= 121st Regiment (Xinjiang Production and Construction Corps) =

The 121st Regiment of Xinjiang Production and Construction Corps (新疆生产建设兵团第121团), also known as the 121st Regiment of the XPCC (兵团121团), together with its reclamation area, commonly known as the 121st Regiment Farm (兵团121团场), is an economic and paramilitary formed unit, that is part of the 8th Division (兵团八师). The regiment was formerly known as the 75th Regiment of the 25th Infantry Division of the 9th Army of the 22nd Corps of the PLA. The 122nd Regiment was amalgamated into the regiment in June 2006. The regiment is headquartered in Paotai Town (炮台镇) in Shawan County, Xinjiang Uygur Autonomous Region, it is composed of 37 agricultural construction companies. As of the 2010 census, its population was 38,320.
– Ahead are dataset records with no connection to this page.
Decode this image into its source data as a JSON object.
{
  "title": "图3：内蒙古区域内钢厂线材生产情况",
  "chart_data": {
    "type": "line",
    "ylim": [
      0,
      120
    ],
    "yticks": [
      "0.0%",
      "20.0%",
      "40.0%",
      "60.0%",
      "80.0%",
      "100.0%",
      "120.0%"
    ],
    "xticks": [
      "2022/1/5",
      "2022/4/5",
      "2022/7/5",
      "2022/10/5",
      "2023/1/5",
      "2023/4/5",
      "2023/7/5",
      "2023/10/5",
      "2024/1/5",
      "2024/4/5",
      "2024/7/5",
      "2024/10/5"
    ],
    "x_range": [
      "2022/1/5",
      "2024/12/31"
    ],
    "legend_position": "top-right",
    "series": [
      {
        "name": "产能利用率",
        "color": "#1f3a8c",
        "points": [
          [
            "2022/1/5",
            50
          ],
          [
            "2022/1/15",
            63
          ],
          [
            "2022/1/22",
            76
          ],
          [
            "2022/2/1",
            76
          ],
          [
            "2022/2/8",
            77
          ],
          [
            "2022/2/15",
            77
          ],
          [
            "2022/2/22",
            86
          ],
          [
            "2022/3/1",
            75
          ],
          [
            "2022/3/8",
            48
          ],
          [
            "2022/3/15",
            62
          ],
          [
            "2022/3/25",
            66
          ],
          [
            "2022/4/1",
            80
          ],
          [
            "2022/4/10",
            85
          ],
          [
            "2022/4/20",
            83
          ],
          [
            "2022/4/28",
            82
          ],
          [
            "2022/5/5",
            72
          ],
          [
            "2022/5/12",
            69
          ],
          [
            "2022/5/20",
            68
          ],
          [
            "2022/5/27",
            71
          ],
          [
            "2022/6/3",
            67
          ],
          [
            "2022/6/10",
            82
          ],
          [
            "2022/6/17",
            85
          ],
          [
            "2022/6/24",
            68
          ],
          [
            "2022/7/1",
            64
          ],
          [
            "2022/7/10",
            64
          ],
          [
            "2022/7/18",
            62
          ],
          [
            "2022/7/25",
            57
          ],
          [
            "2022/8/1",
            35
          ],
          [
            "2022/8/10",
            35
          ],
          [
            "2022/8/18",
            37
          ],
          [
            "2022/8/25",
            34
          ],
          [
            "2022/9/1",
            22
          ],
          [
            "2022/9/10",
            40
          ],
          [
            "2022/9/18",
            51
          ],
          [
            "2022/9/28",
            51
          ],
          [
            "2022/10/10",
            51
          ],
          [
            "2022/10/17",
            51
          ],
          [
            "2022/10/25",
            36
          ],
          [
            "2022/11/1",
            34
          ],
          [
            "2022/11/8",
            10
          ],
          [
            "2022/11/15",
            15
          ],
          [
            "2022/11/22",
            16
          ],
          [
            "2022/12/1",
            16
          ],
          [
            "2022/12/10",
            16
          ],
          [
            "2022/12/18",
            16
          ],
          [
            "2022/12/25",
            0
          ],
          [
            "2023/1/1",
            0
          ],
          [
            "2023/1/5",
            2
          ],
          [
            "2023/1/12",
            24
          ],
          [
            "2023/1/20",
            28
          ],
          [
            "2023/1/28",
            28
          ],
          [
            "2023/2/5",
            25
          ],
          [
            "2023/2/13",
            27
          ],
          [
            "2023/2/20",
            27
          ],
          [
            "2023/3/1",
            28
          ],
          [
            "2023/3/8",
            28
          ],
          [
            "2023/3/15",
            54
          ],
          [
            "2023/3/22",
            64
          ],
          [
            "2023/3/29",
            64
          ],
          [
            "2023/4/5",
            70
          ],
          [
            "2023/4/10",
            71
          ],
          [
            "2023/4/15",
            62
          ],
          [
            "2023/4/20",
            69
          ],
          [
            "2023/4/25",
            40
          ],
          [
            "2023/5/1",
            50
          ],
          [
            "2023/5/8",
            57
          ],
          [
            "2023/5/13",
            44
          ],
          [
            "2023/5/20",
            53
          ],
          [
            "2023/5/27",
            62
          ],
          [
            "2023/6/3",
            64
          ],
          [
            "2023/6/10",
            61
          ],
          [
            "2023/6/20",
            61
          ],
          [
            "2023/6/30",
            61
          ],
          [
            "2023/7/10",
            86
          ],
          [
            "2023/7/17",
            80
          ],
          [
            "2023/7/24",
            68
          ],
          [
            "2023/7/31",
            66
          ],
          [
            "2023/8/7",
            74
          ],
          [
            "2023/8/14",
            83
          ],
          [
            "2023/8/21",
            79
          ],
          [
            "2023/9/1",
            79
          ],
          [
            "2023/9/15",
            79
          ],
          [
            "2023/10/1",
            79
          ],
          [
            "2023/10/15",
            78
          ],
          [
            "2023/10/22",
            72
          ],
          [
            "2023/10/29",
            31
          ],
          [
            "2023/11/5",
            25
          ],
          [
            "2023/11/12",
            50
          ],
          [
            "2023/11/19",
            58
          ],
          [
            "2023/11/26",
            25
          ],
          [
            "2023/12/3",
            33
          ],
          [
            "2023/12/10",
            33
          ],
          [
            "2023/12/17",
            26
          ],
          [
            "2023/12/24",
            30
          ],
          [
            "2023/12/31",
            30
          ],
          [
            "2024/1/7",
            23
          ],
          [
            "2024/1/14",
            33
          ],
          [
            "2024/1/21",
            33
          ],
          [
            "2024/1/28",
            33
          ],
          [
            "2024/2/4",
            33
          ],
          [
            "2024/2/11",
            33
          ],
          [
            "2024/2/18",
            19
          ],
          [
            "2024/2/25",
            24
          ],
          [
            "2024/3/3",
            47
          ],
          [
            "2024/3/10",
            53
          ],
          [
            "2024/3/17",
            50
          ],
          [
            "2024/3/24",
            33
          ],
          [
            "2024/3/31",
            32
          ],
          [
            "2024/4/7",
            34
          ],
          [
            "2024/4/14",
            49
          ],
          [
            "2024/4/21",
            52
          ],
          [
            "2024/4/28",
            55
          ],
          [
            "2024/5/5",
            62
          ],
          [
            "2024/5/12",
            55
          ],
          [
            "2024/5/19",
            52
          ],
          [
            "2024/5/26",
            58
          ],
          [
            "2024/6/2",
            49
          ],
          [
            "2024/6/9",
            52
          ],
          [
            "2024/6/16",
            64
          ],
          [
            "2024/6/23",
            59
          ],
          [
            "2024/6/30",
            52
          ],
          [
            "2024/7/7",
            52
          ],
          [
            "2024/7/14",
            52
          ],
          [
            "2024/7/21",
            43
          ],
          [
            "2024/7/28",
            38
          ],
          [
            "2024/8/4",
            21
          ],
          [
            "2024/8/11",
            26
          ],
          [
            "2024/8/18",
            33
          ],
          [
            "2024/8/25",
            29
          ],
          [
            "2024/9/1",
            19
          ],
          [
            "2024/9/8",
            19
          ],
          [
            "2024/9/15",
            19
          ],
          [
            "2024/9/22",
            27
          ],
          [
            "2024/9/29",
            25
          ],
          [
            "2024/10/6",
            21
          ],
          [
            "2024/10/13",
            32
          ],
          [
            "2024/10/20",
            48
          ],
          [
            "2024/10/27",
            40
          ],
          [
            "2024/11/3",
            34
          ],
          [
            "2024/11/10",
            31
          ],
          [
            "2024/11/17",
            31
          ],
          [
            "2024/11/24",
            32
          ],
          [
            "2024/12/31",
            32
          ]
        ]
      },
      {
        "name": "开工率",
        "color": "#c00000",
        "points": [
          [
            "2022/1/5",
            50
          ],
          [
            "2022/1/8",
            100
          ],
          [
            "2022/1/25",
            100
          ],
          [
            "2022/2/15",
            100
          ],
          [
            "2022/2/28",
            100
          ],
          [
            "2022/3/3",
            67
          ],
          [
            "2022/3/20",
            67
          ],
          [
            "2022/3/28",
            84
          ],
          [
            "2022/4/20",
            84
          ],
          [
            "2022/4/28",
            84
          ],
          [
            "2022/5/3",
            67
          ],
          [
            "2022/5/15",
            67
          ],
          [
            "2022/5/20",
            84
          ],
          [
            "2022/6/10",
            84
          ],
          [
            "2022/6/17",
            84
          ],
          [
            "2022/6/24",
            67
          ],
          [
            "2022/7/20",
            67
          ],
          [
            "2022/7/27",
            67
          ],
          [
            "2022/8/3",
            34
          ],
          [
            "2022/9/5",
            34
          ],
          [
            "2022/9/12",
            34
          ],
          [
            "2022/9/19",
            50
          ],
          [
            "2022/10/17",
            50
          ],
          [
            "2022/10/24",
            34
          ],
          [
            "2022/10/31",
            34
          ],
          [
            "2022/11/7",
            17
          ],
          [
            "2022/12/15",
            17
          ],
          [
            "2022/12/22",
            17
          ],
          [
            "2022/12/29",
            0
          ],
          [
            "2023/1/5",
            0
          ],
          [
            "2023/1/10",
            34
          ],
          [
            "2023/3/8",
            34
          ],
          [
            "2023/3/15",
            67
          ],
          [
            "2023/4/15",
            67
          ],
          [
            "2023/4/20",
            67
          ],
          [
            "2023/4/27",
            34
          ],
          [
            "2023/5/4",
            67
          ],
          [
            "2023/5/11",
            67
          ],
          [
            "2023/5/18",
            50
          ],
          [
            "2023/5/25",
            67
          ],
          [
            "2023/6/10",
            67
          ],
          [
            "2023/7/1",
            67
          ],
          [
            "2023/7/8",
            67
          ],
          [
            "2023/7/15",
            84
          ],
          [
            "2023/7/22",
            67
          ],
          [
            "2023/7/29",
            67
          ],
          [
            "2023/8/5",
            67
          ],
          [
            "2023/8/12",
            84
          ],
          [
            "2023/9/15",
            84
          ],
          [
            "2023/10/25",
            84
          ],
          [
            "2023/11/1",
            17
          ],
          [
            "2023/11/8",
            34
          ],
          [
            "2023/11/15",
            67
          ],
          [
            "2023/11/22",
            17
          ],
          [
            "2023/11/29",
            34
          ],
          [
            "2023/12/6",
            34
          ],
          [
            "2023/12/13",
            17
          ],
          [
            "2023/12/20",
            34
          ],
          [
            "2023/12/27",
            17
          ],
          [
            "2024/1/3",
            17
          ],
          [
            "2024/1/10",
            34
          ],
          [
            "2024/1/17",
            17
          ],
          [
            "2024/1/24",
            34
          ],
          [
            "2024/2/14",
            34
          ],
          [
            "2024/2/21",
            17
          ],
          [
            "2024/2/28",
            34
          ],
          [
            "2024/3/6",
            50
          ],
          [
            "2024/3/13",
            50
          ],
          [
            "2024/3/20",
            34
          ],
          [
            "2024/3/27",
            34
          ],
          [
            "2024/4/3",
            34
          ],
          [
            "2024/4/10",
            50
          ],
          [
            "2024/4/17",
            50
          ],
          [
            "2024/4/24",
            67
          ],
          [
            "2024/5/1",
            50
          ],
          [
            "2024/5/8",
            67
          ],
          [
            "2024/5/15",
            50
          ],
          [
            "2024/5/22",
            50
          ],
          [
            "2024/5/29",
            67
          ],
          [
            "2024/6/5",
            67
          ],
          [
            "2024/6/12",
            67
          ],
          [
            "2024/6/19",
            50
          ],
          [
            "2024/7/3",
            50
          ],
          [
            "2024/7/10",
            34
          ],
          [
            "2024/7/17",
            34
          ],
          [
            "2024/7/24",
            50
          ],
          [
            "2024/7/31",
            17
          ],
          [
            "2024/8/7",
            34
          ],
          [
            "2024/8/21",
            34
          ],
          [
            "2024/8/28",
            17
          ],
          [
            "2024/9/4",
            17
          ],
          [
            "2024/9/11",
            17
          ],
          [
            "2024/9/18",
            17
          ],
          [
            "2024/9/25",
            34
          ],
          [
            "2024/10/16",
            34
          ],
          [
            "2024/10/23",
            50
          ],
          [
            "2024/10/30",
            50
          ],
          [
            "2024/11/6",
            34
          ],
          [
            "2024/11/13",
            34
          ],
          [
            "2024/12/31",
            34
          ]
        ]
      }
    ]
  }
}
The headquarters of the regiment is located in Paotai Town, 213 km away from Urumqi in the east, 78 km from Shihezi in the southeast, 110 km from Karamay in the northwest, and 120 km from Kuitun in the southwest. The county-level road of Guxin Line (县道古新线) and the Keyu Expressway (克榆高速公路, Karamay - Yushugou) cross the territory, and connected with contact line, its traffic is very convenient.

==History==
The regiment was formerly the 75th Regiment of the 25th Infantry Division of the 9th Army of the 22nd Corps of the PLA. In 1950, it entered Paotai in Shawan County for land reclamation production. In June 1953, it was renamed the 21st Regiment of the 7th Agricultural Construction Division of the Xinjiang Military Region.

With the establishment of the Xinjiang Military Region Production Corps (present Xinjiang Production and Construction Corps, "XPCC" for short) in October 1954, the 21st Regiment was reorganized into the 7th Agricultural Construction Division. The 21st Regiment was divided into two parts of the 21st Regiment and Paotai Farm (炮台农场) in 1957, and both of the two were amalgamated into the 21st Regiment in the early 1960s; the Xiabahu Farm (下八户农场) was formed in Xiabahu area in the same year; the Xiabahu Farm was incorporated into the 21st Regiment in 1961, the 21st Regiment was under the jurisdiction of the 1st Xiayedi Administrative Office (下野地第一管理处) of the 7th Division.

In July 1969, the Xinjiang Production and Construction Corps (XPCC) unified the designation of its regiments and divisions, the name of the regiment was changed to the 121st Regiment from the 21st Regiment. With the abolishment of the XPCC in March 1975, the 7th Division was canceled in May of the same year, the 121st Regiment was transferred to Shihezi Prefecture (石河子地区), and renamed as the 121st Regiment Farm of Shihezi Prefecture (石河子地区一二二团场). In August 1978, Shihezi Prefecture was abolished, the establishment of the Shihezi Agriculture, Industry and Commerce Joint Enterprise Group Corporation (石河子农工商联合企业), with Shihezi City co-office. In December 1981, the XPCC's structure was restored, and in May 1982, the 8th Agricultural Construction Division was restored in Shihezi City, and the 121st Regiment Farm of Shihezi was renamed the 121st Regiment of 8th Agricultural Construction Division. The 122nd Regiment ceased to exist as a separate unit, it was amalgamated into the 121st Regiment in June 2006.

The reclaimed land of the former 121st Regiment had a total area of 456.26 square kilometers, its cultivated land area was 25,333 hectares. As of 2000 Census, the regiment had a population of 22,540.